Using Scratch

What is Scratch?

Scratch is temporary local storage on the compute/worker node where the job is running. Depending on the application’s input/output (I/O) patterns, this may be the fastest storage available to a running job. The scratch space is temporary and accessible only while the job is running, and it is discarded after the job finishes. Therefore, any important data from the scratch space should be moved to a permanent location on the cluster (such as $WORK|$HOME|$COMMON). The scratch space is not backed-up.

When to use Scratch?

Using the correct tool for task at hand is important (tool being worker node local scratch vs permanent storage locations), so know your applications I/O patterns to make the correct selection. Using scratch improves the performance for certain applications that cause load issues for network-attached storage (which $WORK|$HOME|$COMMON are), some problematic I/O patterns for network-attached storage include:

  • perform many rapid I/O operations (directory/file creation, renaming or removal)
  • interact with and modify many files
  • non-sequential/random seeking over file contents
  • rapid temporary file i/o patterns involving a mixture of the above

When a permanent location on the cluster (such as $WORK|$COMMON) is used for the analyses from above (avoid $HOME intended for code/scripts/programs only), various issues can occur that can affect the cluster and everyone using it at the moment.

How to use Scratch?

Scratch is accessible on the compute node while the job is running and no additional permission or setup is needed for its access.

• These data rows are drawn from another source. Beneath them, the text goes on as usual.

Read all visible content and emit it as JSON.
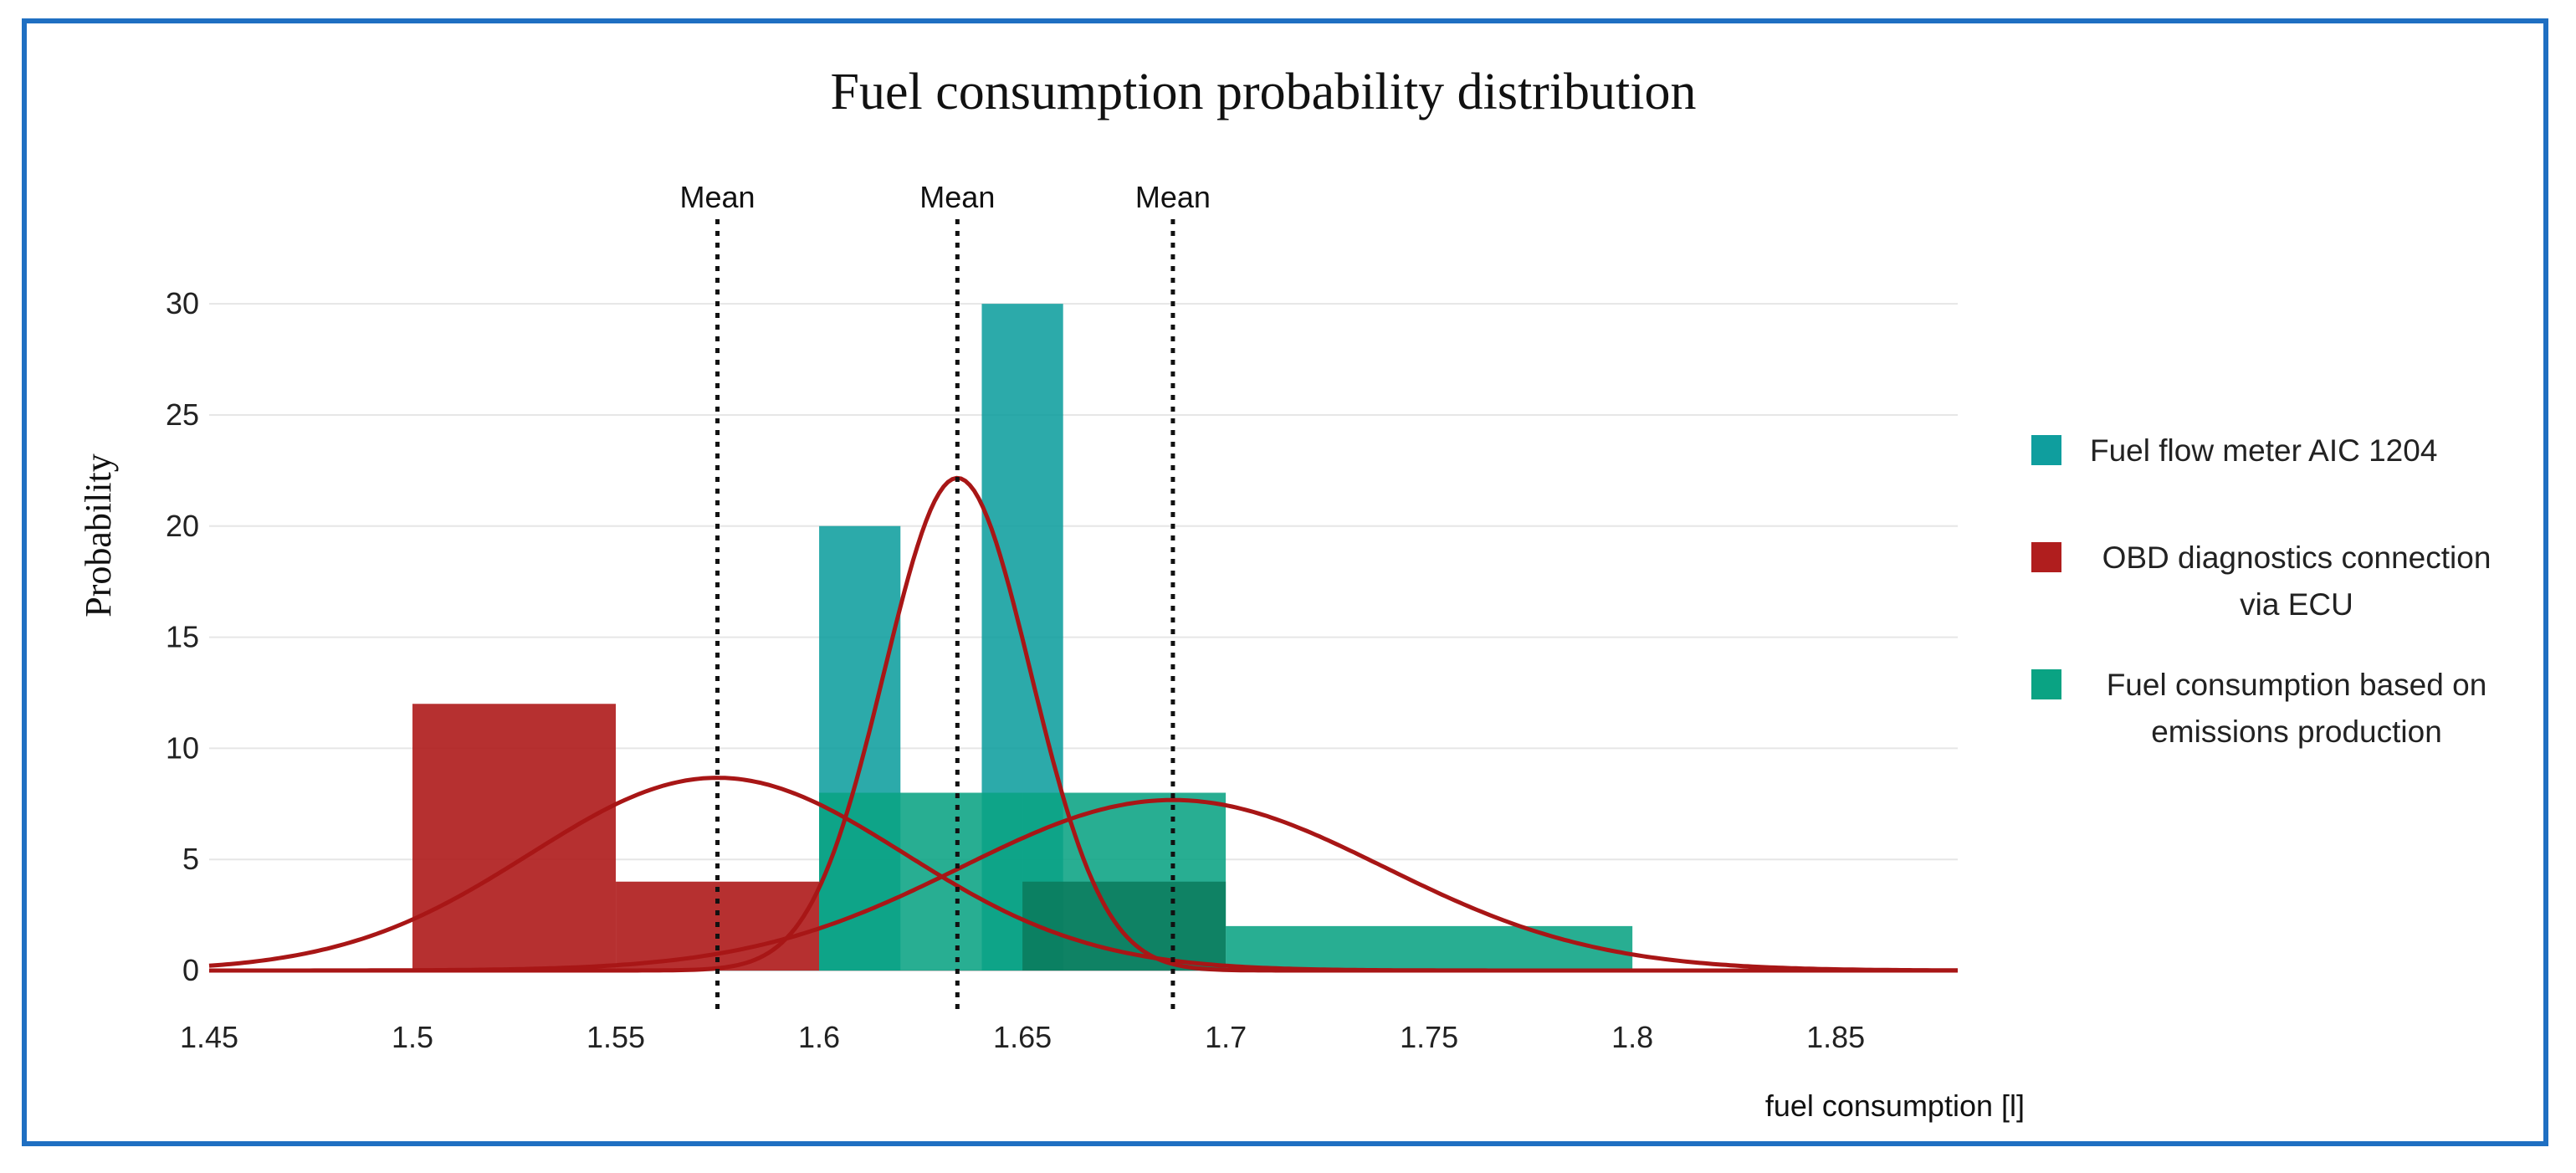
{
  "chart_data": {
    "type": "bar",
    "title": "Fuel consumption probability distribution",
    "xlabel": "fuel consumption [l]",
    "ylabel": "Probability",
    "xlim": [
      1.45,
      1.88
    ],
    "ylim": [
      0,
      32
    ],
    "x_ticks": [
      "1.45",
      "1.5",
      "1.55",
      "1.6",
      "1.65",
      "1.7",
      "1.75",
      "1.8",
      "1.85"
    ],
    "y_ticks": [
      "0",
      "5",
      "10",
      "15",
      "20",
      "25",
      "30"
    ],
    "series": [
      {
        "name": "OBD diagnostics connection via ECU",
        "name_lines": [
          "OBD diagnostics connection",
          "via ECU"
        ],
        "color": "#b01e1e",
        "bins": [
          {
            "x0": 1.5,
            "x1": 1.55,
            "value": 12
          },
          {
            "x0": 1.55,
            "x1": 1.6,
            "value": 4
          }
        ],
        "normal": {
          "mean": 1.575,
          "sd": 0.046
        }
      },
      {
        "name": "Fuel flow meter AIC 1204",
        "name_lines": [
          "Fuel flow meter AIC 1204"
        ],
        "color": "#0f9e9e",
        "bins": [
          {
            "x0": 1.6,
            "x1": 1.62,
            "value": 20
          },
          {
            "x0": 1.62,
            "x1": 1.64,
            "value": 0
          },
          {
            "x0": 1.64,
            "x1": 1.66,
            "value": 30
          }
        ],
        "normal": {
          "mean": 1.634,
          "sd": 0.018
        }
      },
      {
        "name": "Fuel consumption based on emissions production",
        "name_lines": [
          "Fuel consumption based on",
          "emissions production"
        ],
        "color": "#0aa383",
        "bins": [
          {
            "x0": 1.6,
            "x1": 1.65,
            "value": 8
          },
          {
            "x0": 1.65,
            "x1": 1.7,
            "value": 8
          },
          {
            "x0": 1.7,
            "x1": 1.8,
            "value": 2
          }
        ],
        "normal": {
          "mean": 1.687,
          "sd": 0.052
        }
      }
    ],
    "overlay_bins": [
      {
        "x0": 1.65,
        "x1": 1.7,
        "value": 4,
        "color": "#0b7a5c"
      }
    ],
    "mean_lines": [
      {
        "x": 1.575,
        "label": "Mean"
      },
      {
        "x": 1.634,
        "label": "Mean"
      },
      {
        "x": 1.687,
        "label": "Mean"
      }
    ],
    "curve_color": "#a81616",
    "legend_position": "right"
  },
  "legend_order": [
    1,
    0,
    2
  ]
}
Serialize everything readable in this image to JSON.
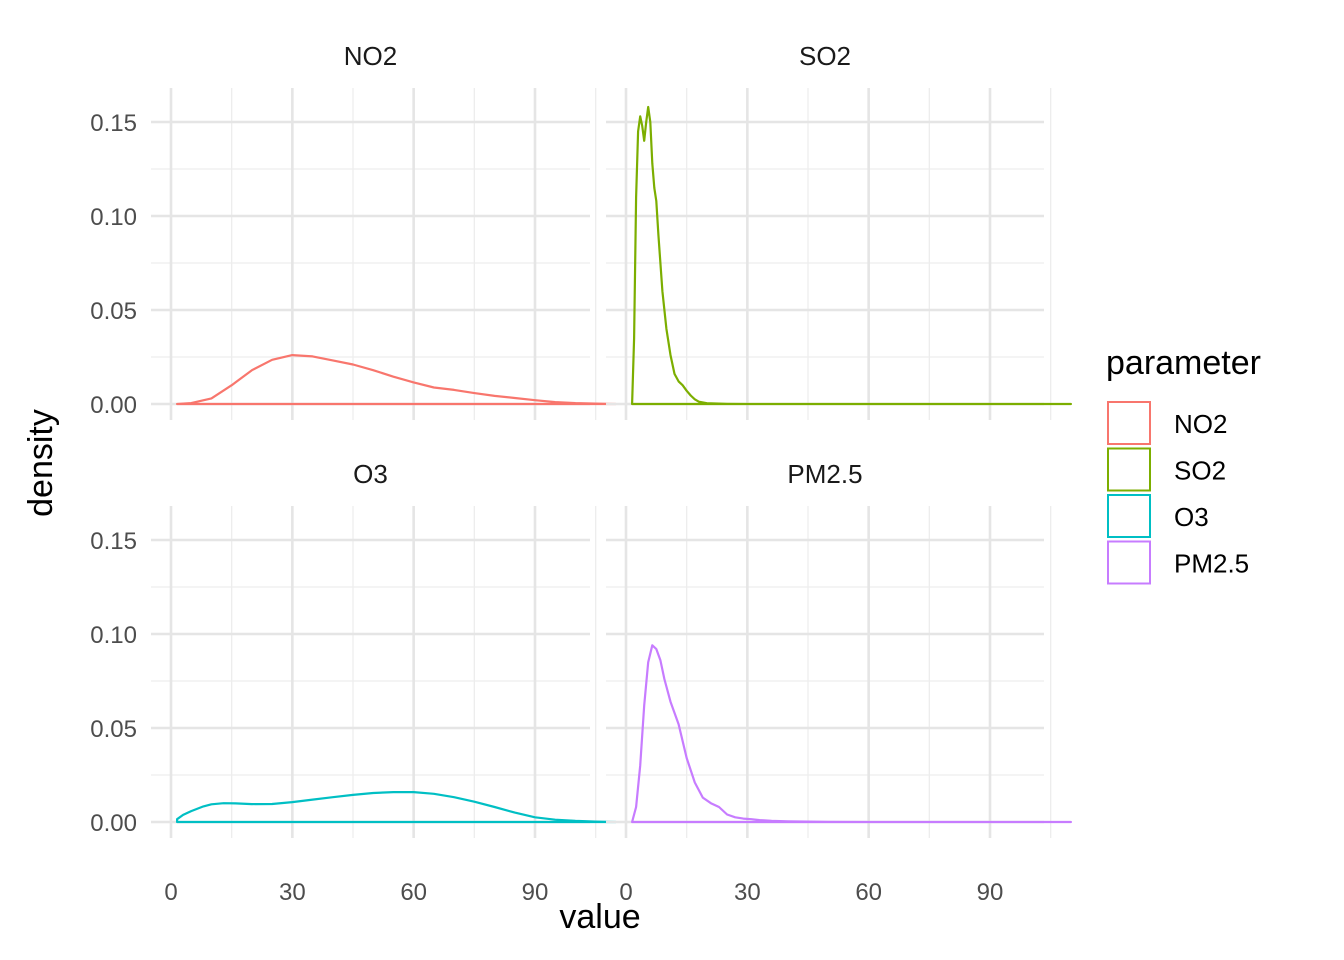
{
  "chart_data": {
    "type": "line",
    "subtype": "density-facets",
    "xlabel": "value",
    "ylabel": "density",
    "xlim": [
      0,
      110
    ],
    "ylim": [
      0,
      0.165
    ],
    "x_ticks": [
      0,
      30,
      60,
      90
    ],
    "y_ticks": [
      0.0,
      0.05,
      0.1,
      0.15
    ],
    "x_tick_labels": [
      "0",
      "30",
      "60",
      "90"
    ],
    "y_tick_labels": [
      "0.00",
      "0.05",
      "0.10",
      "0.15"
    ],
    "grid": true,
    "legend": {
      "title": "parameter",
      "position": "right",
      "entries": [
        {
          "label": "NO2",
          "color": "#F8766D"
        },
        {
          "label": "SO2",
          "color": "#7CAE00"
        },
        {
          "label": "O3",
          "color": "#00BFC4"
        },
        {
          "label": "PM2.5",
          "color": "#C77CFF"
        }
      ]
    },
    "panels": [
      {
        "name": "NO2",
        "color": "#F8766D",
        "x": [
          1.5,
          5,
          10,
          15,
          20,
          25,
          30,
          35,
          40,
          45,
          50,
          55,
          60,
          65,
          70,
          75,
          80,
          85,
          90,
          95,
          100,
          105,
          110
        ],
        "y": [
          0.0,
          0.0005,
          0.003,
          0.01,
          0.018,
          0.0235,
          0.026,
          0.0253,
          0.0232,
          0.021,
          0.018,
          0.0145,
          0.0115,
          0.0088,
          0.0075,
          0.0058,
          0.0043,
          0.0032,
          0.002,
          0.001,
          0.0005,
          0.0002,
          0.0
        ]
      },
      {
        "name": "SO2",
        "color": "#7CAE00",
        "x": [
          1.5,
          2,
          2.5,
          3,
          3.5,
          4,
          4.5,
          5,
          5.5,
          6,
          6.5,
          7,
          7.5,
          8,
          9,
          10,
          11,
          12,
          13,
          14,
          15,
          16,
          17,
          18,
          20,
          25,
          30,
          40,
          60,
          90,
          110
        ],
        "y": [
          0.0,
          0.035,
          0.11,
          0.145,
          0.153,
          0.148,
          0.14,
          0.15,
          0.158,
          0.15,
          0.128,
          0.115,
          0.108,
          0.09,
          0.06,
          0.04,
          0.026,
          0.016,
          0.012,
          0.01,
          0.007,
          0.0045,
          0.0025,
          0.0012,
          0.0004,
          0.0001,
          0.0,
          0.0,
          0.0,
          0.0,
          0.0
        ]
      },
      {
        "name": "O3",
        "color": "#00BFC4",
        "x": [
          1.5,
          3,
          5,
          8,
          10,
          13,
          16,
          20,
          25,
          30,
          35,
          40,
          45,
          50,
          55,
          60,
          65,
          70,
          75,
          80,
          85,
          90,
          95,
          100,
          105,
          110
        ],
        "y": [
          0.0015,
          0.0038,
          0.0058,
          0.0083,
          0.0094,
          0.01,
          0.0099,
          0.0095,
          0.0096,
          0.0106,
          0.0119,
          0.0132,
          0.0144,
          0.0154,
          0.0159,
          0.0159,
          0.015,
          0.0132,
          0.0108,
          0.008,
          0.005,
          0.0025,
          0.0012,
          0.0006,
          0.0002,
          0.0
        ]
      },
      {
        "name": "PM2.5",
        "color": "#C77CFF",
        "x": [
          1.5,
          2.5,
          3.5,
          4.5,
          5.5,
          6.5,
          7.5,
          8.5,
          9.5,
          11,
          13,
          15,
          17,
          19,
          21,
          23,
          25,
          27,
          29,
          31,
          33,
          36,
          40,
          50,
          60,
          90,
          110
        ],
        "y": [
          0.0,
          0.008,
          0.03,
          0.062,
          0.085,
          0.094,
          0.092,
          0.086,
          0.076,
          0.064,
          0.052,
          0.034,
          0.021,
          0.013,
          0.01,
          0.008,
          0.004,
          0.0025,
          0.0018,
          0.0015,
          0.001,
          0.0006,
          0.0003,
          0.0001,
          0.0,
          0.0,
          0.0
        ]
      }
    ]
  }
}
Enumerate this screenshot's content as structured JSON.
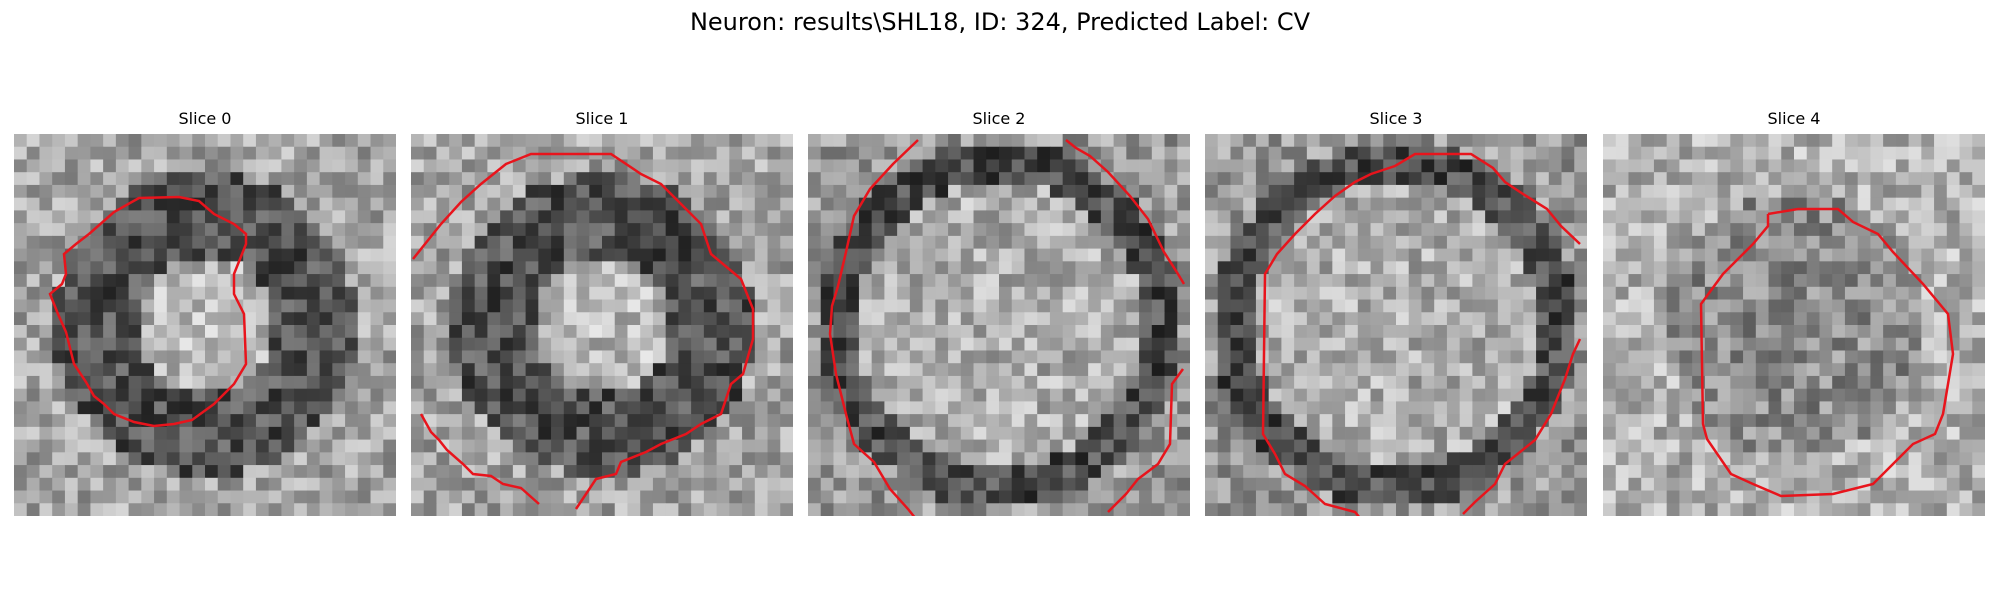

Scratch can be utilized efficiently by:

  • copying all needed input data to the temporary scratch space at the beginning of a job to ensure fast reading
  • writing job output to scratch using the proper output arguments from the used program
  • copying needed output data/folder back to a permanent location on the cluster before the job finishes

These modifications are done in the submit SLURM script. To access the scratch storage, one can do that with using /scratch.

Below is an example SLURM submit script. This script assumes that the input data is in the current directory (please change that line if different), and the final output data is copied back to $WORK. my_program --output is used just as an example, and it should be replaced with the program/application you use and its respective output arguments.

#SBATCH --job-name=example
#SBATCH --nodes=1
#SBATCH --ntasks-per-node=1
#SBATCH --time=01:00:00
#SBATCH --mem=5gb
#SBATCH --output=example.%J.out
#SBATCH --error=example.%J.err

# load necessary modules

# copy all needed input data to /scratch [input matches problematic I/O patterns]
cp -r input_data /scratch/

# if needed, change current working directory e.g., $WORK job path to /scratch
# pushd /scratch

# use your program of interest and write program output to /scratch
# using the proper output arguments from the used program, e.g.,
my_program --output /scratch/output

# return the batch script shell to where it was at when pushd was called
# and copy the data to that prior $WORK job path
# popd
# cp -r /scratch/output .

# copy needed output to $WORK
cp -r /scratch/output $WORK

If your application requires for the input data to be in the current working directory (cwd) or the output to be stored in the cwd, then make sure you change the cwd with pushd /scratch before you start running your application. The popd command returns the cwd to where the shell was when submitted to the scheduler which is the path used when the job starts running.

Additional examples of SLURM submit scripts that use scratch and are used on Swan are provided for BLAST and Trinity.

Please note that after the job finishes (either successfully or fails), the data in scratch for that job will be permanently deleted.

Disadvantages of Scratch

  • limited storage capacity
  • capacity shared with other jobs that are running on the same compute/worker node
  • job spanning across multiple compute nodes have its own unique scratch storage per compute node
  • data stored in scratch on one compute node can not be directly accessed by a different compute node and the processes that run there
  • temporary storage while the job is running
  • if the job fails, no output is saved and checkpointing can not be used

Using scratch is especially recommended for many Bioinformatics applications (such as BLAST, GATK, Trinity) that perform many rapid I/O operations and can affect the file system on the cluster.